2番目の犬は狩猟が趣味の近所の方が飼っていたイングリッシュ・セッターの子犬だった。猟の合間にできてしまったとのこと、母犬はブルーベルトンの毛色だったが譲ってもらった犬はブラック&タン。成長しても中型犬くらいのサイズにしかならなかったので、父犬はブラック&タンだけれどゴードン・セッターではなく、20キロに満たないくらいの犬だったのではないかと思う。クロと名付けたそのメス犬は何かと体が弱くて、私が高校1年のときに6歳半で亡くなった。がんに罹ってしまい腹水がたまってきていた状態だったからいつ亡くなってもおかしくないことは薄々わかっていたものの、学校から帰ってきて玄関のたたきに横たわるクロの動かぬ姿を目にしたときはショックだった。
クロは病気の末に死亡したとばかり思っていたのだが、実はそうではなく、最期は安楽死だった。その話を聞いたのは前述したように実家を出てだいぶ経ってからで、たまたま姉から聞いたのだった。母は姉には安楽死のことを早々に話していたようだったが、私には話したつもりになっていたのか、あるいはあえて話さなかったのかは知る由もないし、いまさら確認するつもりもない。
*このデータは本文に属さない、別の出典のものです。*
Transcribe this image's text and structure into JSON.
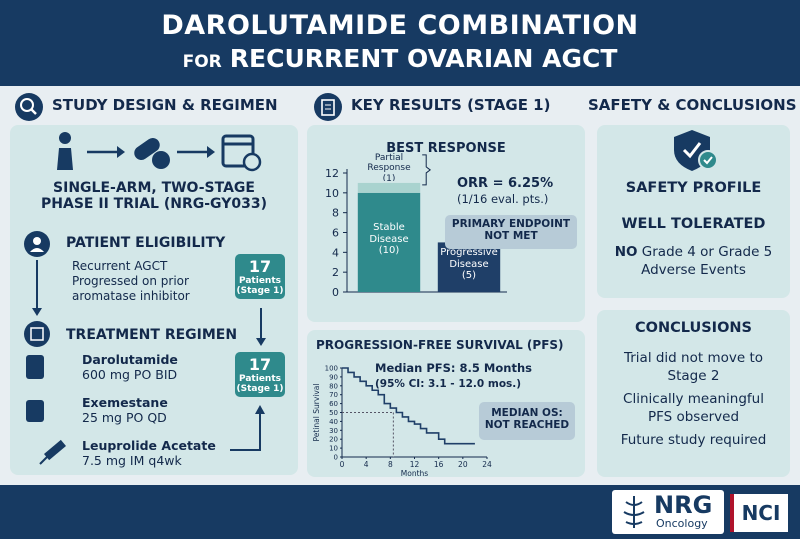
{
  "header": {
    "title": "DAROLUTAMIDE COMBINATION",
    "subtitle_prefix": "FOR",
    "subtitle": "RECURRENT OVARIAN AGCT"
  },
  "design": {
    "heading": "STUDY DESIGN & REGIMEN",
    "trial_line1": "SINGLE-ARM, TWO-STAGE",
    "trial_line2": "PHASE II TRIAL (NRG-GY033)",
    "eligibility_heading": "PATIENT ELIGIBILITY",
    "eligibility": [
      "Recurrent AGCT",
      "Progressed on prior aromatase inhibitor"
    ],
    "regimen_heading": "TREATMENT REGIMEN",
    "drugs": [
      {
        "name": "Darolutamide",
        "dose": "600 mg PO BID"
      },
      {
        "name": "Exemestane",
        "dose": "25 mg PO QD"
      },
      {
        "name": "Leuprolide Acetate",
        "dose": "7.5 mg IM q4wk"
      }
    ],
    "badges": [
      {
        "count": "17",
        "label": "Patients (Stage 1)"
      },
      {
        "count": "17",
        "label": "Patients (Stage 1)"
      }
    ]
  },
  "results": {
    "heading": "KEY RESULTS (STAGE 1)"
  },
  "chart_data": [
    {
      "type": "bar",
      "title": "BEST RESPONSE",
      "stacked": true,
      "categories": [
        null,
        null
      ],
      "series": [
        {
          "name": "Stable Disease",
          "color": "#2f8a8c",
          "values": [
            10,
            null
          ],
          "value_labels": [
            "(10)",
            null
          ]
        },
        {
          "name": "Partial Response",
          "color": "#a9d3cf",
          "values": [
            1,
            null
          ],
          "value_labels": [
            "(1)",
            null
          ]
        },
        {
          "name": "Progressive Disease",
          "color": "#1f3f68",
          "values": [
            null,
            5
          ],
          "value_labels": [
            null,
            "(5)"
          ]
        }
      ],
      "ylim": [
        0,
        12
      ],
      "yticks": [
        0,
        2,
        4,
        6,
        8,
        10,
        12
      ],
      "annotations": {
        "orr": "ORR = 6.25%",
        "orr_detail": "(1/16 eval. pts.)",
        "endpoint": "PRIMARY ENDPOINT NOT MET"
      }
    },
    {
      "type": "line",
      "step": true,
      "title": "PROGRESSION-FREE SURVIVAL (PFS)",
      "x_label": "Months",
      "y_label": "Petinal Survival",
      "x": [
        0,
        1,
        2,
        3,
        4,
        5,
        6,
        7,
        8,
        9,
        10,
        11,
        12,
        13,
        14,
        16,
        17,
        22
      ],
      "series": [
        {
          "name": "PFS",
          "color": "#1f3f68",
          "values": [
            100,
            95,
            90,
            85,
            80,
            75,
            70,
            60,
            55,
            50,
            45,
            40,
            37,
            32,
            27,
            20,
            15,
            15
          ]
        }
      ],
      "xlim": [
        0,
        24
      ],
      "xticks": [
        0,
        4,
        8,
        12,
        16,
        20,
        24
      ],
      "ylim": [
        0,
        100
      ],
      "yticks": [
        0,
        10,
        20,
        30,
        40,
        50,
        60,
        70,
        80,
        90,
        100
      ],
      "median_line": {
        "x": 8.5,
        "y": 50
      },
      "annotations": {
        "median": "Median PFS: 8.5 Months",
        "ci": "(95% CI: 3.1 - 12.0 mos.)",
        "os": "MEDIAN OS: NOT REACHED"
      }
    }
  ],
  "safety": {
    "heading": "SAFETY & CONCLUSIONS",
    "profile": "SAFETY PROFILE",
    "tolerated": "WELL TOLERATED",
    "no": "NO",
    "events": "Grade 4 or Grade 5 Adverse Events"
  },
  "conclusions": {
    "heading": "CONCLUSIONS",
    "items": [
      "Trial did not move to Stage 2",
      "Clinically meaningful PFS observed",
      "Future study required"
    ]
  },
  "footer": {
    "org": "NRG",
    "org_sub": "Oncology",
    "partner": "NCI"
  }
}
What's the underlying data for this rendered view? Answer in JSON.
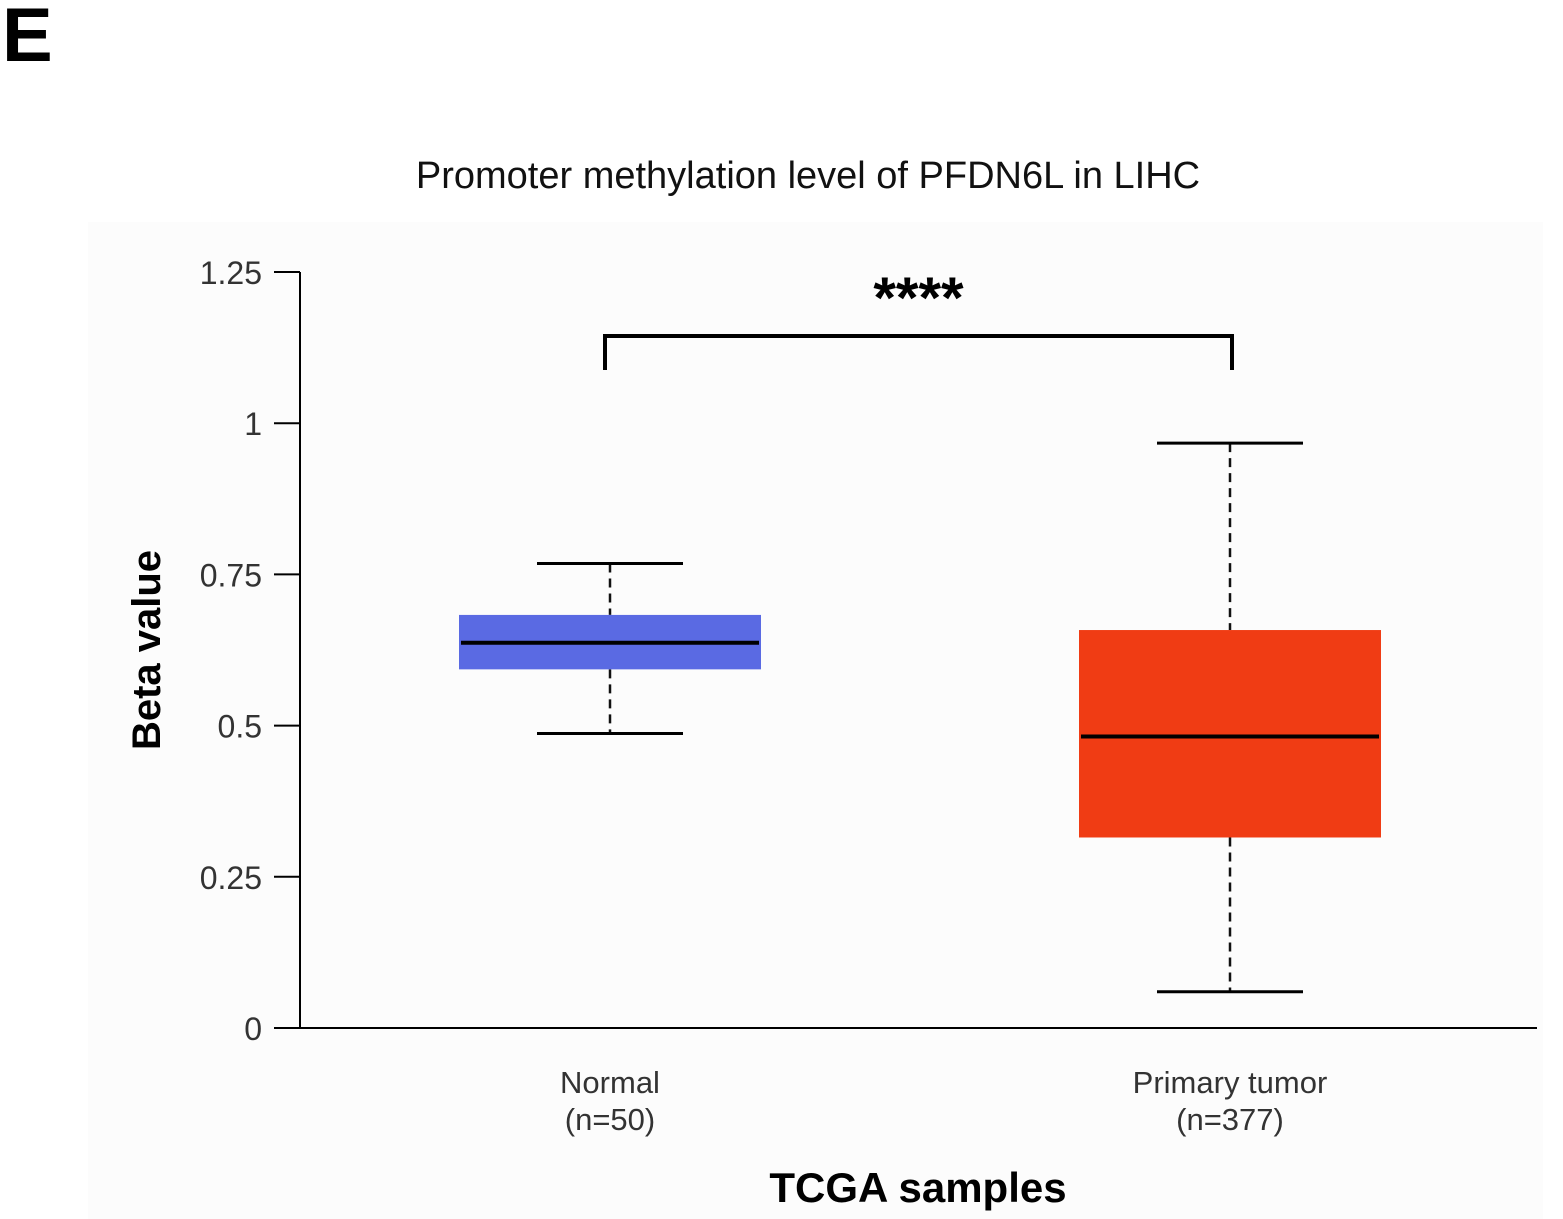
{
  "panel_label": "E",
  "chart_data": {
    "type": "box",
    "title": "Promoter methylation level of PFDN6L in LIHC",
    "xlabel": "TCGA samples",
    "ylabel": "Beta value",
    "ylim": [
      0,
      1.25
    ],
    "yticks": [
      0,
      0.25,
      0.5,
      0.75,
      1,
      1.25
    ],
    "ytick_labels": [
      "0",
      "0.25",
      "0.5",
      "0.75",
      "1",
      "1.25"
    ],
    "significance": "****",
    "groups": [
      {
        "name": "Normal",
        "n_label": "(n=50)",
        "color": "#5A6AE3",
        "whisker_low": 0.487,
        "q1": 0.593,
        "median": 0.637,
        "q3": 0.683,
        "whisker_high": 0.768
      },
      {
        "name": "Primary tumor",
        "n_label": "(n=377)",
        "color": "#F03C14",
        "whisker_low": 0.06,
        "q1": 0.315,
        "median": 0.482,
        "q3": 0.658,
        "whisker_high": 0.967
      }
    ]
  }
}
ただ、姉に対してすら事後に話していたようだから、どうして事前に話をしてくれなかったのだろうととても残念に思った。反抗期真っ只中だった私にとって、家族という息苦しい環境の中でのクロはかけがえのない存在だったのに。学校に行っている間に安楽死させてしまうなんて。姉から話を聞いたときに、最初の犬、ペスも同じく安楽死(彼の場合は行動上の問題のため、ということになるのだろう)だったことを知った。
3番目にやってきたのは、近所の公園に捨てられていた2頭の子犬のうちの片方の子犬だった。実家を出て数年してから11歳を目前にその犬は原因不明の病気で亡くなり、その後、母は念願だったラブラドールを迎えた。初めて家の中で暮らした犬となった。その犬は14歳で天寿をまっとうし、今実家には2代目のラブラドールがいる。
犬を飼うことに対する責任は子どもには負えない。けれど、その犬との関係性はどんな年齢であれ家族それぞれにあるのだから、安楽死という重大な決断をすることを前もってきちんと話してほしかったと今でも思う。
私には子どもがいないので子を持つ親の大変さはわからないが、子どもも子どもなりに犬のことを感じたり考えたりしているはずだ。だからどうか、安楽死を考えるような場面になるときには子どもに対しても避けずに話をしていただけたらと思う。たとえ安楽死をよく理解できないとしても、動物が死んでしまうことをすでに知っている年齢であるならば。
そして、たとえ同じ家庭に暮らしていても、犬に対する感じ方はそれぞれであることも心に留めておいてほしいと思う。少なくともうちの場合、三姉妹それぞれ犬に対する接し方や感じ方が違うところがある。何がいいとか悪いとかではなく、それぞれがそれぞれに犬との関係性を築き、楽しんでいくために、関係性の持ち方に違いがあることをゆったりと見守ってもらえたらと思うのだ。